CHI SONO GLI EROI OGGI?

E’ da un po’ che rimugino sul fatto che, quando si parla dei “nostri” in missione, “EROI” è una definizione ricorrente. Eppure noi non ci sentiamo, loro non si sentono EROI. Dov’è l’inghippo, il busillis? Da dove incominciare? L’ovvio punto di partenza non può essere altro che la definizione di EROE del vocabolario, che ci fornisce:
Eròe s.m. (f.-ina)
1. Nella mitologia greco-romana, figlio nato dall’unione di una divinità con un mortale, e dotato di virtù eccezionali.
2. Chi sa lottare con coraggio e generosità per un ideale I persona di straordinario coraggio, che si sacrifica per un ideale I (est.) uomo illustre, spec. per valore guerriero.
3. Personaggio principale di un romanzo, film e sim.
Scartate per ovvie ragioni la mitologia, le opere letterarie e le arti figurative, si nota come anche ai giorni nostri le qualità che definiscono l’EROE continuino ad essere il coraggio, la generosità, il sacrificio.
A pensarci, in effetti è così: una delle convenzioni culturali che, in ogni società, meglio hanno resistito allo scorrere dei secoli, è proprio quella che pone il coraggio fisico nella fascia più alta dell’ideale classifica delle qualità umane: per migliaia di anni, in società permeate dall’etica del guerriero o comunque dell’uomo forte, capace di procacciare il cibo e difendere la famiglia e la tribù, tale qualità ha spesso goduto di considerazione maggiore di quella accordata alle doti morali o intellettuali. D’altro canto, nei giorni tranquilli che abbiamo la fortuna di vivere – con o senza Al Q’Aeda e le rivoluzioni che stanno attraversando il mondo arabo, i nostri antenati e persino i nostri nonni, abituati ad una media di una guerra ogni 5-10 anni, avrebbero considerato la nostra epoca come rimarchevolmente tranquilla – la sacrosanta aspirazione ad una vita serena e priva di rischi o pericoli porta con sé una diminuzione dell’entusiasmo nei confronti di quanti, coscientemente, accettano ed affrontano quegli stessi rischi e pericoli che, però, vogliamo vengano tenuti ben lontani dalle nostre case.

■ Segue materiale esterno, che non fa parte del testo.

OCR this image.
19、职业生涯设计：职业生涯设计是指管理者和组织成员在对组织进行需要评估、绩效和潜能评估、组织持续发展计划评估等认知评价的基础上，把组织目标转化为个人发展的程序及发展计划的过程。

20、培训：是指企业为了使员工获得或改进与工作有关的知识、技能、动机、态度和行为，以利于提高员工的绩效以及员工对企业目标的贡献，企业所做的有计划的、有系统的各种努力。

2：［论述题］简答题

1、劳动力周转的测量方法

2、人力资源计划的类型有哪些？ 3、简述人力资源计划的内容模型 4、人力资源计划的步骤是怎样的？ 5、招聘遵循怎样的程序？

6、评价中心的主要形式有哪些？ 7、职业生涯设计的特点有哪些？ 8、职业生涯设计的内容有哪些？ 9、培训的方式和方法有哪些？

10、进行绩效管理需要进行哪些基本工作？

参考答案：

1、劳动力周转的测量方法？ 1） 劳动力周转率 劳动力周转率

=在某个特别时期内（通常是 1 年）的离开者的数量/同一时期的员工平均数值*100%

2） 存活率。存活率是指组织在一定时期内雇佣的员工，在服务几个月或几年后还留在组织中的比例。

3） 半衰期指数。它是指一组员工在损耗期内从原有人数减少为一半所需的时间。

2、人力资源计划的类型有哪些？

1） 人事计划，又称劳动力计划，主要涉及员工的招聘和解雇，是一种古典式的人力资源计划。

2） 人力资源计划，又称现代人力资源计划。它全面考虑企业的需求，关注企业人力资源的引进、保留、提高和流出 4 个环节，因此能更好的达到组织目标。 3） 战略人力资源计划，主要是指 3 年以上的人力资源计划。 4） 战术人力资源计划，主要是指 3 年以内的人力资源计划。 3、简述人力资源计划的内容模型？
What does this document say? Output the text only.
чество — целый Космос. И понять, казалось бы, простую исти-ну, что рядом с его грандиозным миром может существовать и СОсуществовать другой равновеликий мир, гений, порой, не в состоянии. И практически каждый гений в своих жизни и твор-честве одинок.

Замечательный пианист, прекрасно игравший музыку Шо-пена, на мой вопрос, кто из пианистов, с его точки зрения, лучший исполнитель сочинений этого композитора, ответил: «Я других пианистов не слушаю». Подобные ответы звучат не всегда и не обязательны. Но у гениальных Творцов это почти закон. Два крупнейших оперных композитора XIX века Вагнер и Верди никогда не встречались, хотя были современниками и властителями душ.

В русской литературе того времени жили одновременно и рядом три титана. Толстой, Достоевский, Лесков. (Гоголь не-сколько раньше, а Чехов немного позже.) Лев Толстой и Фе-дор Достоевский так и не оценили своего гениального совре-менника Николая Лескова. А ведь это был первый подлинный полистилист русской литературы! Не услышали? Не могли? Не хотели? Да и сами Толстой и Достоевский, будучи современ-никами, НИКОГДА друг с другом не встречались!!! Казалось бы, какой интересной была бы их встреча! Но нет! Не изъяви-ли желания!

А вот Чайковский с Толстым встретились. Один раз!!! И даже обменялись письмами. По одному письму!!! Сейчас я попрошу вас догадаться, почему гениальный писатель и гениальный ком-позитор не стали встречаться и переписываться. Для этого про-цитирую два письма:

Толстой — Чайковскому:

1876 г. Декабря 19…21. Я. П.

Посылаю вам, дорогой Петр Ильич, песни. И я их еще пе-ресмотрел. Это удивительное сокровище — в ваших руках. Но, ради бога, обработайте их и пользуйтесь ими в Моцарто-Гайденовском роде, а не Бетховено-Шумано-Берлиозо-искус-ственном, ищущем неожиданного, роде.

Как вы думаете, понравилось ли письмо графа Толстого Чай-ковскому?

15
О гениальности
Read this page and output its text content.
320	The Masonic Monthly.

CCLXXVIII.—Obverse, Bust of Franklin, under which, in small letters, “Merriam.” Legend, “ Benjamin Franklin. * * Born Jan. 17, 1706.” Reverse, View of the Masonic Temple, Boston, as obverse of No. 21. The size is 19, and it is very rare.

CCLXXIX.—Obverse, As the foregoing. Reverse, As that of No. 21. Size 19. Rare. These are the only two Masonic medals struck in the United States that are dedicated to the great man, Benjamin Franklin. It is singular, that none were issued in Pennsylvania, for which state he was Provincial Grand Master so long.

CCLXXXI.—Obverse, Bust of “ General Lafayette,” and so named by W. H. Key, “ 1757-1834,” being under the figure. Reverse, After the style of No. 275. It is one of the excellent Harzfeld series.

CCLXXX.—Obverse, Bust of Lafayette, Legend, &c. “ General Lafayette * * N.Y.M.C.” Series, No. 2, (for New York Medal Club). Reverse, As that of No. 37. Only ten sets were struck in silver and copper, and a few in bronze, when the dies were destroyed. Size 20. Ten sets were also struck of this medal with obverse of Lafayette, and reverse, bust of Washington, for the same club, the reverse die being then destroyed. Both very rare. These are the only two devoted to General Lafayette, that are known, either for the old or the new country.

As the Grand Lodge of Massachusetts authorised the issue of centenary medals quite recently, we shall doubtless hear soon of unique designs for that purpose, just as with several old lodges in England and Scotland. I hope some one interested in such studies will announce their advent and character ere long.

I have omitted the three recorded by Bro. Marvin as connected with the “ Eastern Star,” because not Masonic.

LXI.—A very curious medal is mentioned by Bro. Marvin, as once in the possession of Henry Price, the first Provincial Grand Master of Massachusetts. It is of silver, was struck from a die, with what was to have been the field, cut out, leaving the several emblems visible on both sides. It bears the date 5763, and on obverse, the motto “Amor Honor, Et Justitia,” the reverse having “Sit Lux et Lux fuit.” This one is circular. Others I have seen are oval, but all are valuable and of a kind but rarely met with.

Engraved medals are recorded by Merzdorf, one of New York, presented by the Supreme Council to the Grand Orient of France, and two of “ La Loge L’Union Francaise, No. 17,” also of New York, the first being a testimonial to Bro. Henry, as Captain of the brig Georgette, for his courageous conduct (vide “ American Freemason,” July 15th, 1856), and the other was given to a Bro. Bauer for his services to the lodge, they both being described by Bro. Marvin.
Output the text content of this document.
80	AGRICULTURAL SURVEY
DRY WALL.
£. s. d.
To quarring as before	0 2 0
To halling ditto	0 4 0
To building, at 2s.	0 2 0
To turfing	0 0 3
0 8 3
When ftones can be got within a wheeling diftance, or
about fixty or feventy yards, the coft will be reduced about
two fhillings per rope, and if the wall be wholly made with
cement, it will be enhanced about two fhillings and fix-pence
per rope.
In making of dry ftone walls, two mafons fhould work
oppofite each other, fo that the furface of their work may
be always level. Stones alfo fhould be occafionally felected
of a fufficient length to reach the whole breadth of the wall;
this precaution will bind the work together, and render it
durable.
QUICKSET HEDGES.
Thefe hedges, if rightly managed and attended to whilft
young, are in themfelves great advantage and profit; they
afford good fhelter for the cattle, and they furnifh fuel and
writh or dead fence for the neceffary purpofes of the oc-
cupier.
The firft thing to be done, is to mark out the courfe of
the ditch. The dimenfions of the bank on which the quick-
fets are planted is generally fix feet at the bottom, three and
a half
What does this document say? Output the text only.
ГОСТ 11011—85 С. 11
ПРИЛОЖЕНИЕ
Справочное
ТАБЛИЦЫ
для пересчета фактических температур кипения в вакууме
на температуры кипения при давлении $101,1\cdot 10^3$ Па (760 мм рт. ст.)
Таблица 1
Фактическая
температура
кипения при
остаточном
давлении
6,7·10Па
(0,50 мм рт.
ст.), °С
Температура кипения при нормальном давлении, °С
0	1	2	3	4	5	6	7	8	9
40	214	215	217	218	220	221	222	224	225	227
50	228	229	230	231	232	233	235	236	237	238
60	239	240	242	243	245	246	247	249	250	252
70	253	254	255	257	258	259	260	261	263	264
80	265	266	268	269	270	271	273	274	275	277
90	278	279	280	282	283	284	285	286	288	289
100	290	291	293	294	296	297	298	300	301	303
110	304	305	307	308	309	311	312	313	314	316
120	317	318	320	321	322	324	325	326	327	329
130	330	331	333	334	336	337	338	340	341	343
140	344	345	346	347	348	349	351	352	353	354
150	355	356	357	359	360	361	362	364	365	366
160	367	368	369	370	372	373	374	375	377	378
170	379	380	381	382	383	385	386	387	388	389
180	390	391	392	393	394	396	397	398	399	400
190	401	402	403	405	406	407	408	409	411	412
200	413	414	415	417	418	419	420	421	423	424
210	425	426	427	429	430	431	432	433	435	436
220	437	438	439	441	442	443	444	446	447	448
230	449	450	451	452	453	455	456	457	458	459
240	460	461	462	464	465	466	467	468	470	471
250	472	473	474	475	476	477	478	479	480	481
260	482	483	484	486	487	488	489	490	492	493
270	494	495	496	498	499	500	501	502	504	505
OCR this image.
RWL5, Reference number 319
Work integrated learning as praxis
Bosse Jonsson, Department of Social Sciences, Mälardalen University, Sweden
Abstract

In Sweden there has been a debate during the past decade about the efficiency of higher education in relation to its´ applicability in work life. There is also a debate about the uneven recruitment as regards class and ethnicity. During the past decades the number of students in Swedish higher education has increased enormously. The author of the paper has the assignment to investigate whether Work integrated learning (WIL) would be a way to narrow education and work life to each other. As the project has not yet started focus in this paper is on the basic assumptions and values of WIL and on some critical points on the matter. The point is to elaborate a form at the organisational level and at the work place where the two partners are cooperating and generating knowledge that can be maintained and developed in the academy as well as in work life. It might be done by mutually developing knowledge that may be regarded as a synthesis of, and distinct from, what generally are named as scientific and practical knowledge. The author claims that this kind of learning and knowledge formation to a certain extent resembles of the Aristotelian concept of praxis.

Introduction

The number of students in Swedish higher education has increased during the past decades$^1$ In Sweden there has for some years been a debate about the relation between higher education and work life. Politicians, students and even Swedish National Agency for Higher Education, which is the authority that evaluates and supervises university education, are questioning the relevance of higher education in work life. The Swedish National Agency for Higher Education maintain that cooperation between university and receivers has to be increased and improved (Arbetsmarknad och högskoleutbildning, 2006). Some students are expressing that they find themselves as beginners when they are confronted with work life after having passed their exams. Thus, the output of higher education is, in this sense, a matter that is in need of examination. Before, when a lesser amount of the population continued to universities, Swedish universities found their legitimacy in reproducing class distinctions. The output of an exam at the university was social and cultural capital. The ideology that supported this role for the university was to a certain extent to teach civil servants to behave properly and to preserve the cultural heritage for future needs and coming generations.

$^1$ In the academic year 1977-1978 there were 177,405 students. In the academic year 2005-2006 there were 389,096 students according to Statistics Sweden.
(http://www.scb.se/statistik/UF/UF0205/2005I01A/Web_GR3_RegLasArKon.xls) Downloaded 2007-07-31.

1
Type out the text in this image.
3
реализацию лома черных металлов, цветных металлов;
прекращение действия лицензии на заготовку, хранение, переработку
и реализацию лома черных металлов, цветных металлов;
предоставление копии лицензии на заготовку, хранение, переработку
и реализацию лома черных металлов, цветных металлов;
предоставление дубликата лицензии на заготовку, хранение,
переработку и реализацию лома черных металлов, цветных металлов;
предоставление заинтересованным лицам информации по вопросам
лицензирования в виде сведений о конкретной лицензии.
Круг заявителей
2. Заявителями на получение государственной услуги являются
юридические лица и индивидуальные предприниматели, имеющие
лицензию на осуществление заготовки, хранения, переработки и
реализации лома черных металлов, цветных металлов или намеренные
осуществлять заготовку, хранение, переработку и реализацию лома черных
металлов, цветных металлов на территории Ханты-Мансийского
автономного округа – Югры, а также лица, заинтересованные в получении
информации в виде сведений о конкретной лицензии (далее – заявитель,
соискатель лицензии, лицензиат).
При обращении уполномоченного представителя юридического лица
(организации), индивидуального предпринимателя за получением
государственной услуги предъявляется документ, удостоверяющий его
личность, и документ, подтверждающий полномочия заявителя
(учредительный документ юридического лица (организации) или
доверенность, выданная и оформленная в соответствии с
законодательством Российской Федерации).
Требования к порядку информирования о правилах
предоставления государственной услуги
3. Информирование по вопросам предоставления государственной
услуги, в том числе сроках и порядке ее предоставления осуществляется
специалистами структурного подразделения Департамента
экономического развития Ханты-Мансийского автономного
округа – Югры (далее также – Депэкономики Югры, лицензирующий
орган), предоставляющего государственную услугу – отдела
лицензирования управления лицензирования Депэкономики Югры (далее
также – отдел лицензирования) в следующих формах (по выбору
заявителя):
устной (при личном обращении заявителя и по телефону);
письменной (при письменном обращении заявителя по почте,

Così è stato sempre, (alla fine del XVIII secolo Thomas Jordan scriveva che “Our God and Soldier we adore,/In time of danger, not before;/The danger past, both are alike requited/God is forgotten, and the Soldier slighted”) così sempre sarà, ed è in fondo un bene che sia così, in quanto ciò significa che la nostra esistenza è più facile e sicura. E si potrebbe anche arguire, con ragione, che fin troppo spesso l’esaltazione del coraggio e dell’audacia è stata sfruttata a fini propagandistici e nazionalistici.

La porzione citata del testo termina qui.